Le malin plaisir de Jacques Bertin (16 février 1995)


 
Botton en touche
 

 

Ah, ce procès Bottton commence bien: on en aura déjà appris de belles sur madame Liliane Sichler, notre consœur de l'Événement du jeudi. "Au procès Botton, nous serons tous dans le box des accusés" écrit-elle. Je tombe dans mon café au lait!

"Stop! On arrête de s'indigner en chuchotant. On arrête de jouer les dames catéchistes, les pères la Morale, ou les redresseurs de torts." Ce procès, "c'est notre procès à tous... Nous les citoyens lambda, fascinés des années 80... nous qui radotions chaque soir en chœur que les débats d'idées à l'heure du tout économique, Germaine, c'est de la foutaise archaïque!
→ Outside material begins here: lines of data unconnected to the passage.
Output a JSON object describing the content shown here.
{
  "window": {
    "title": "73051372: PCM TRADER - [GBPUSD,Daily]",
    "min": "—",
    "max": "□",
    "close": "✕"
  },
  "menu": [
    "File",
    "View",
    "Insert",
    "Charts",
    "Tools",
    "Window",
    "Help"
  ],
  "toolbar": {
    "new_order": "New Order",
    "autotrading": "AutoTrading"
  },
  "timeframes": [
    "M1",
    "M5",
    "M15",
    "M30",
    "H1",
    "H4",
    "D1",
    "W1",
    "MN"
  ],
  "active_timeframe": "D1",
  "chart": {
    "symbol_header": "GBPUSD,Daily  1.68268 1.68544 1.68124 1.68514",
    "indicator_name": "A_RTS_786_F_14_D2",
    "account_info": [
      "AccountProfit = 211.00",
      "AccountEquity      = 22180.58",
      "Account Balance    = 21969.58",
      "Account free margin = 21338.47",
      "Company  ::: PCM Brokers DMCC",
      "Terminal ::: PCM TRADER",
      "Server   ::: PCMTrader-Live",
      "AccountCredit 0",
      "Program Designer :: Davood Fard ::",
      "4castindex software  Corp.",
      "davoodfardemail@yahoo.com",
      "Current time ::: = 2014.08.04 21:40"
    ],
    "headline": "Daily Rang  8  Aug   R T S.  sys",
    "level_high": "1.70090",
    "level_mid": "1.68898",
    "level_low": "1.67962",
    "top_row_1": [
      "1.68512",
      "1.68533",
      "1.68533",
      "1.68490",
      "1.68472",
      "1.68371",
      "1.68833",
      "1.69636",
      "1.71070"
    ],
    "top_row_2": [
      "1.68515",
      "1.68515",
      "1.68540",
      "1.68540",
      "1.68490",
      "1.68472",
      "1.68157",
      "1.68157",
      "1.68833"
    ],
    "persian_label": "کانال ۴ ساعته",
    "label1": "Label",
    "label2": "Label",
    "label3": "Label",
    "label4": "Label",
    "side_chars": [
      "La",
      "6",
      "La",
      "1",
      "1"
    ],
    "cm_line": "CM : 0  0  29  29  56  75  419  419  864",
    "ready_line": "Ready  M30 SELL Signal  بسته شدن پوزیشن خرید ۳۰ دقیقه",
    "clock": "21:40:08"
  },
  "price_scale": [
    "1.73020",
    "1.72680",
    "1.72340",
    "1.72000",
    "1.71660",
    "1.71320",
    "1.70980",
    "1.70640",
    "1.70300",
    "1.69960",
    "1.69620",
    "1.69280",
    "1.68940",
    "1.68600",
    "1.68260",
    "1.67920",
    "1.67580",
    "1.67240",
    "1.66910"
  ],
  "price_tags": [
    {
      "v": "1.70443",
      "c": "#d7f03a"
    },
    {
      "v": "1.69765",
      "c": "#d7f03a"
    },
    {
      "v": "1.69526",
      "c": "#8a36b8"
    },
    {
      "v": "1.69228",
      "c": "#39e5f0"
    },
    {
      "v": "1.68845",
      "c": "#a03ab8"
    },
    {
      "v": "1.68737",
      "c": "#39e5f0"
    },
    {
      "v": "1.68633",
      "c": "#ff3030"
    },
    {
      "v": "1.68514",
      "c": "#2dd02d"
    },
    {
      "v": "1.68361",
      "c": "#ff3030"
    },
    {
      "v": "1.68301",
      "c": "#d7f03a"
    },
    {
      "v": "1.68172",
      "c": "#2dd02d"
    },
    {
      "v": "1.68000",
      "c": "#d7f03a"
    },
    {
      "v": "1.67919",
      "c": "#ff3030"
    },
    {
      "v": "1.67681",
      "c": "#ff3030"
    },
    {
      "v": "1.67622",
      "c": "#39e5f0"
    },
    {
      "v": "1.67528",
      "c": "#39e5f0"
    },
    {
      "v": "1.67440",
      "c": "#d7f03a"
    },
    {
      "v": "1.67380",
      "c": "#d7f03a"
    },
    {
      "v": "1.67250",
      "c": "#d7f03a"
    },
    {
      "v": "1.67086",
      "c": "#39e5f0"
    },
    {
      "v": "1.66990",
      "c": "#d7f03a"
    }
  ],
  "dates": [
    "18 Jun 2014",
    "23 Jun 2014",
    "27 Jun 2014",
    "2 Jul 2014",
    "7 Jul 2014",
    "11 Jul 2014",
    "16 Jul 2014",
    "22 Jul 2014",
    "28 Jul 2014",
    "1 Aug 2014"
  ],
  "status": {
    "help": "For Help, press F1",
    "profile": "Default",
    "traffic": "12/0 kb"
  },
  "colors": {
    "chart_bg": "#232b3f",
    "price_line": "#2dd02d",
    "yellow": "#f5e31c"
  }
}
Nous qui éduquions les enfants à trouver un job à fric, parce que "mon pauvre ami, tu vas pas faire toutes ces études pour devenir un petit prof".

"C'est une sale potion avec laquelle la France entière s'est shootée pendant des années". Une certaine France... Une France, gageons, qui n'est pas tout-à-fait la vôtre; ni la mienne. Étions-nous bêtes! pères la morale et dames catéchistes, de n'avoir pas été fascinés par ces années 80, mais au contraire d'avoir subi ces Tapie, ces gagneurs, ces Botton, et voilà qu'il faut ajouter Liliane Sichler à la liste. Si elle a été complice par fascination, ça la regarde. Mais pourquoi dit-elle "Nous"? Marie-Chantal de la plume joue les affranchies et frissonne: Nous sommes tous pourris! Et j'étais ainsi, j'étais l'un d'eux, mais ne le savais pas; j'étais fasciné par le fric et éperdu d'ambition; et je n'avais qu'une idée en tête, c'était de me balader en avion du glam et d'y préparer mon émission de télé sur la gagne tout en fourguant des faux tableaux à un marchand d'armes afin de m'acheter ma villa à Marrakech, où que j'irais en hélico... Pas vous? Il y avait bien mon gosse, ce crétin glabre, qui préparait sa licence sur Saint-Just, souhaitant faire de sa vie quelquechose de bien, qu'il disait, mais sa mère et moi -Liliane, c'est pas une catéchiste!- on se moquait de lui. On a réussi à le décourager, il bricole dans la bourse, maintenant...

Et ce soir nous voilà dans ce box, Botton, Noir, Liliane, moi et vous, déjà presque absous par notre nombre."Parce que enfin! avouez-le, ces Cagliostros des années 80 avaient quelque chose de craquant, non?" Comme elle nous avoue joliment ses fantasmes, adorable Liliane.

Eh bien non. Moi, ce qui me faisait craquer alors, dans ma stupidité provinciale de "père la morale et de Français indigné, rapporteur et dénonciateur de la dernière heure", c'était la fascination des médias pour cette clique, et ce qui me fait craquer aujourd'hui, c'est l'ancienne fascination, mais toujours actuelle, de Liliane Sichler. "Ils gagnaient, gagnaient". Moi, j'essayais d'être un honnête homme, avec ma petite morale tenue à la main dans les côtes, comme un vélo sans dérailleur. Tandis que, voyez-la, Marie-Chantal, elle ne croit pas que ça puisse exister des gens comme ça.

Il nous ont ridiculisé, ils nous ont humilié pendant toutes ces années et ils viennent se dédouaner d'un "On est tous un peu responsable, non?" On efface tout, allez, on se condamne pour de rire, comment trouvez vous ce box? poutres apparentes, tout ça... Je sens bien qu'elle ne sait plus où elle en est. C'est, la "fascination", qui fait ça. Allez, une paire de gifles et tu pourras reprendre des chocolats. Ne sachant plus comment terminer son papier, la malheureuse crie "Au secours! Il va falloir réfléchir." Oui, c'est ça, réfléchis.